Irdye 680 lt conjugated polyclonal donkey anti mouse igg

Western blot analysis was performed as previously described [17] (link). After overnight serum starvation, primary lung fibroblasts ± nicotine (50 µg/ml) were cultured in complete serum-free media for 24–72 hours as noted in the figure legends. Cytoplasmic and nuclear protein fractions were isolated using the Nuclear Extract Kit (Active Motif, Carlsbad, CA) according to the manufacturer’s protocol. Primary antibodies employed included polyclonal rabbit anti-p65 (1∶1000, Cell-Signaling), polyclonal rabbit anti-phospho-p65 Ser536 (1∶500, Cell Signaling), monoclonal mouse anti β-tubulin (1∶500, Millipore), polyclonal rabbit anti-histone (1∶2000, Cell Signaling), and polyclonal rabbit anti-GAPDH (1∶10,000, Sigma).
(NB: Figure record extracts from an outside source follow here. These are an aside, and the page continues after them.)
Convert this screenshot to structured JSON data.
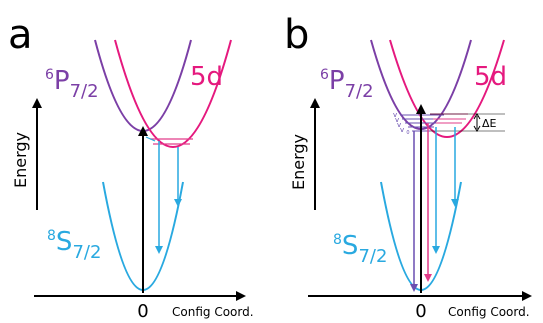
{
  "colors": {
    "ground": "#29a9e0",
    "p_state": "#7b3fa6",
    "d_state": "#e5197e",
    "axis": "#000000",
    "level_purple": "#6a4fb0",
    "level_pink": "#e23c8a"
  },
  "panels": [
    {
      "letter": "a",
      "ylabel": "Energy",
      "x_tick": "0",
      "x_axis_label": "Config Coord.",
      "states": {
        "excited_p": {
          "base": "6",
          "main": "P",
          "sub": "7/2"
        },
        "excited_d": "5d",
        "ground": {
          "base": "8",
          "main": "S",
          "sub": "7/2"
        }
      }
    },
    {
      "letter": "b",
      "ylabel": "Energy",
      "x_tick": "0",
      "x_axis_label": "Config Coord.",
      "states": {
        "excited_p": {
          "base": "6",
          "main": "P",
          "sub": "7/2"
        },
        "excited_d": "5d",
        "ground": {
          "base": "8",
          "main": "S",
          "sub": "7/2"
        }
      },
      "vib_labels": [
        "v",
        "v",
        "v",
        "v",
        "0"
      ],
      "delta_label": "ΔE"
    }
  ]
}
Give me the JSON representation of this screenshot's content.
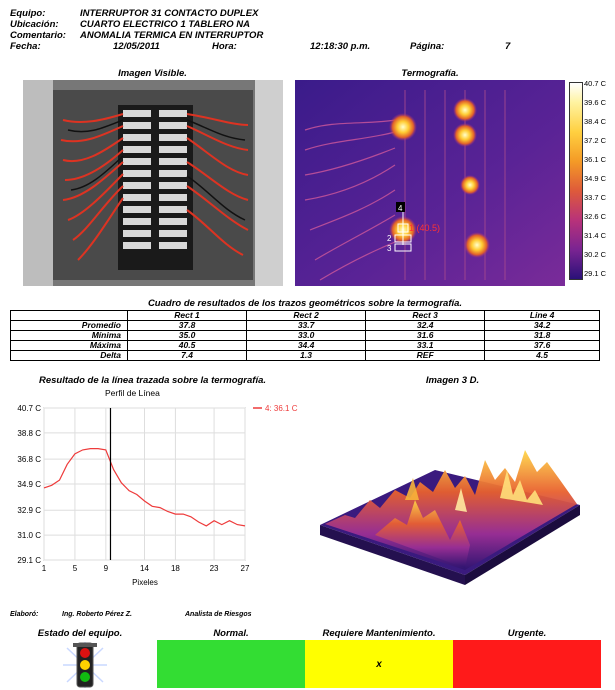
{
  "header": {
    "equipo_label": "Equipo:",
    "equipo": "INTERRUPTOR 31 CONTACTO DUPLEX",
    "ubicacion_label": "Ubicación:",
    "ubicacion": "CUARTO ELECTRICO 1 TABLERO NA",
    "comentario_label": "Comentario:",
    "comentario": "ANOMALIA TERMICA EN INTERRUPTOR",
    "fecha_label": "Fecha:",
    "fecha": "12/05/2011",
    "hora_label": "Hora:",
    "hora": "12:18:30 p.m.",
    "pagina_label": "Página:",
    "pagina": "7"
  },
  "visible": {
    "caption": "Imagen Visible."
  },
  "thermo": {
    "caption": "Termografía.",
    "scale": [
      "40.7 C",
      "39.6 C",
      "38.4 C",
      "37.2 C",
      "36.1 C",
      "34.9 C",
      "33.7 C",
      "32.6 C",
      "31.4 C",
      "30.2 C",
      "29.1 C"
    ],
    "markers": {
      "m1": "1 (40.5)",
      "m2": "2",
      "m3": "3",
      "m4": "4"
    }
  },
  "results": {
    "title": "Cuadro de resultados de los trazos geométricos sobre la termografía.",
    "columns": [
      "Rect 1",
      "Rect 2",
      "Rect 3",
      "Line 4"
    ],
    "rows": [
      {
        "label": "Promedio",
        "values": [
          "37.8",
          "33.7",
          "32.4",
          "34.2"
        ]
      },
      {
        "label": "Mínima",
        "values": [
          "35.0",
          "33.0",
          "31.6",
          "31.8"
        ]
      },
      {
        "label": "Máxima",
        "values": [
          "40.5",
          "34.4",
          "33.1",
          "37.6"
        ]
      },
      {
        "label": "Delta",
        "values": [
          "7.4",
          "1.3",
          "REF",
          "4.5"
        ]
      }
    ]
  },
  "line_chart": {
    "caption": "Resultado de la línea trazada sobre la termografía.",
    "subtitle": "Perfil de Línea",
    "legend": "4: 36.1 C",
    "xlabel": "Pixeles"
  },
  "chart_data": {
    "type": "line",
    "title": "Perfil de Línea",
    "xlabel": "Pixeles",
    "ylabel": "",
    "ylim": [
      29.1,
      40.7
    ],
    "xlim": [
      1,
      27
    ],
    "yticks": [
      "40.7 C",
      "38.8 C",
      "36.8 C",
      "34.9 C",
      "32.9 C",
      "31.0 C",
      "29.1 C"
    ],
    "ytick_values": [
      40.7,
      38.8,
      36.8,
      34.9,
      32.9,
      31.0,
      29.1
    ],
    "xticks": [
      1,
      5,
      9,
      14,
      18,
      23,
      27
    ],
    "cursor_x": 9.6,
    "series": [
      {
        "name": "4: 36.1 C",
        "color": "#ee3b3b",
        "x": [
          1,
          2,
          3,
          4,
          5,
          6,
          7,
          8,
          9,
          10,
          11,
          12,
          13,
          14,
          15,
          16,
          17,
          18,
          19,
          20,
          21,
          22,
          23,
          24,
          25,
          26,
          27
        ],
        "y": [
          34.6,
          34.8,
          35.2,
          36.4,
          37.2,
          37.5,
          37.6,
          37.6,
          37.5,
          36.0,
          35.0,
          34.4,
          34.1,
          33.6,
          33.2,
          33.1,
          32.8,
          32.6,
          32.6,
          32.4,
          32.0,
          31.7,
          32.1,
          31.8,
          32.1,
          31.8,
          31.7
        ]
      }
    ]
  },
  "image3d": {
    "caption": "Imagen 3 D."
  },
  "footer": {
    "elaboro_label": "Elaboró:",
    "elaboro": "Ing. Roberto Pérez Z.",
    "cargo": "Analista de Riesgos",
    "estado_label": "Estado del equipo.",
    "normal": "Normal.",
    "mantenimiento": "Requiere Mantenimiento.",
    "urgente": "Urgente.",
    "mark": "x",
    "colors": {
      "normal": "#33dd33",
      "mantenimiento": "#ffff00",
      "urgente": "#ff1a1a"
    }
  }
}
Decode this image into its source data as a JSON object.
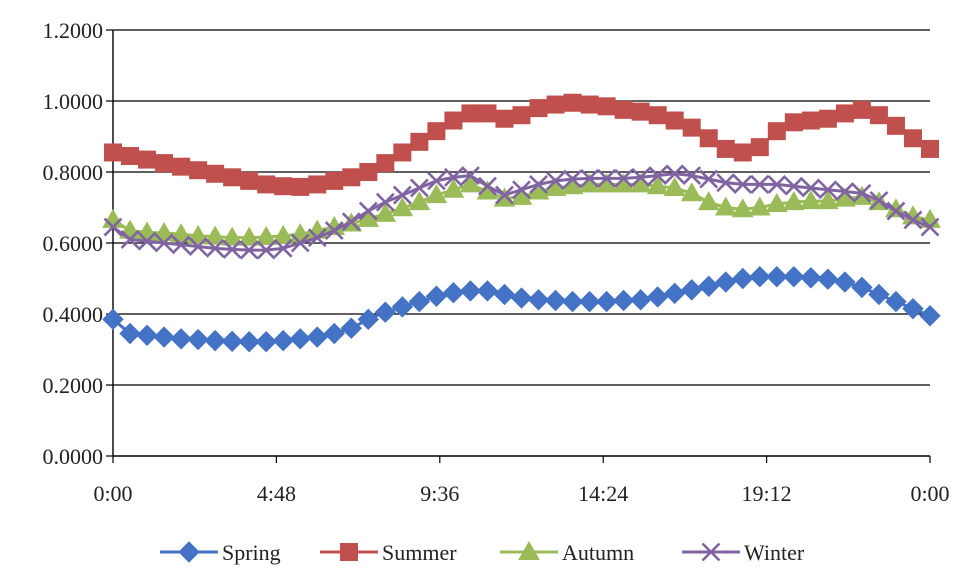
{
  "chart_data": {
    "type": "line",
    "title": "",
    "xlabel": "",
    "ylabel": "",
    "x_unit": "hours",
    "x_range": [
      0,
      24
    ],
    "y_range": [
      0,
      1.2
    ],
    "y_ticks": [
      "0.0000",
      "0.2000",
      "0.4000",
      "0.6000",
      "0.8000",
      "1.0000",
      "1.2000"
    ],
    "x_ticks": [
      "0:00",
      "4:48",
      "9:36",
      "14:24",
      "19:12",
      "0:00"
    ],
    "grid": "horizontal",
    "legend_position": "bottom",
    "x": [
      0,
      0.5,
      1,
      1.5,
      2,
      2.5,
      3,
      3.5,
      4,
      4.5,
      5,
      5.5,
      6,
      6.5,
      7,
      7.5,
      8,
      8.5,
      9,
      9.5,
      10,
      10.5,
      11,
      11.5,
      12,
      12.5,
      13,
      13.5,
      14,
      14.5,
      15,
      15.5,
      16,
      16.5,
      17,
      17.5,
      18,
      18.5,
      19,
      19.5,
      20,
      20.5,
      21,
      21.5,
      22,
      22.5,
      23,
      23.5,
      24
    ],
    "series": [
      {
        "name": "Spring",
        "color": "#4472C4",
        "marker": "diamond",
        "values": [
          0.385,
          0.345,
          0.34,
          0.335,
          0.33,
          0.328,
          0.325,
          0.323,
          0.322,
          0.322,
          0.325,
          0.33,
          0.335,
          0.345,
          0.36,
          0.385,
          0.405,
          0.42,
          0.435,
          0.45,
          0.46,
          0.465,
          0.465,
          0.455,
          0.445,
          0.44,
          0.438,
          0.435,
          0.435,
          0.435,
          0.438,
          0.44,
          0.448,
          0.458,
          0.468,
          0.478,
          0.49,
          0.5,
          0.505,
          0.505,
          0.505,
          0.502,
          0.498,
          0.49,
          0.475,
          0.455,
          0.435,
          0.415,
          0.395
        ]
      },
      {
        "name": "Summer",
        "color": "#C0504D",
        "marker": "square",
        "values": [
          0.855,
          0.845,
          0.835,
          0.825,
          0.815,
          0.805,
          0.795,
          0.785,
          0.775,
          0.765,
          0.76,
          0.758,
          0.765,
          0.775,
          0.785,
          0.8,
          0.825,
          0.855,
          0.885,
          0.915,
          0.945,
          0.965,
          0.965,
          0.95,
          0.96,
          0.98,
          0.99,
          0.995,
          0.99,
          0.985,
          0.975,
          0.97,
          0.96,
          0.945,
          0.925,
          0.895,
          0.865,
          0.855,
          0.87,
          0.915,
          0.94,
          0.945,
          0.95,
          0.965,
          0.975,
          0.96,
          0.93,
          0.895,
          0.865
        ]
      },
      {
        "name": "Autumn",
        "color": "#9BBB59",
        "marker": "triangle",
        "values": [
          0.665,
          0.635,
          0.63,
          0.628,
          0.625,
          0.62,
          0.618,
          0.615,
          0.615,
          0.617,
          0.62,
          0.625,
          0.635,
          0.645,
          0.655,
          0.668,
          0.682,
          0.698,
          0.715,
          0.735,
          0.75,
          0.765,
          0.745,
          0.725,
          0.73,
          0.745,
          0.755,
          0.76,
          0.765,
          0.765,
          0.765,
          0.765,
          0.76,
          0.755,
          0.74,
          0.715,
          0.7,
          0.695,
          0.7,
          0.71,
          0.715,
          0.718,
          0.718,
          0.725,
          0.73,
          0.715,
          0.695,
          0.675,
          0.665
        ]
      },
      {
        "name": "Winter",
        "color": "#8064A2",
        "marker": "x",
        "values": [
          0.645,
          0.61,
          0.605,
          0.6,
          0.595,
          0.59,
          0.585,
          0.582,
          0.58,
          0.58,
          0.585,
          0.6,
          0.615,
          0.635,
          0.66,
          0.69,
          0.715,
          0.735,
          0.755,
          0.775,
          0.785,
          0.79,
          0.76,
          0.735,
          0.75,
          0.765,
          0.775,
          0.78,
          0.782,
          0.782,
          0.782,
          0.785,
          0.79,
          0.795,
          0.79,
          0.78,
          0.77,
          0.765,
          0.765,
          0.765,
          0.76,
          0.755,
          0.75,
          0.745,
          0.74,
          0.72,
          0.69,
          0.665,
          0.645
        ]
      }
    ]
  }
}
Secondary antibodies used were IRDye 680 LT conjugated polyclonal donkey anti-mouse IgG (1∶20,000, LI-COR Biosciences) and IRDye 800 CW conjugated polyclonal goat anti-rabbit IgG (1∶20,000, LI-COR Biosciences). Quantification of protein expression was performed by measuring integrated intensity using the Odyssey Infrared Imaging System (LI-COR Biosciences) and measuring densitometry using ImageJ software (National Institutes of Health) and then normalized to the appropriate loading control. Results are reported as fold change compared to untreated conditions.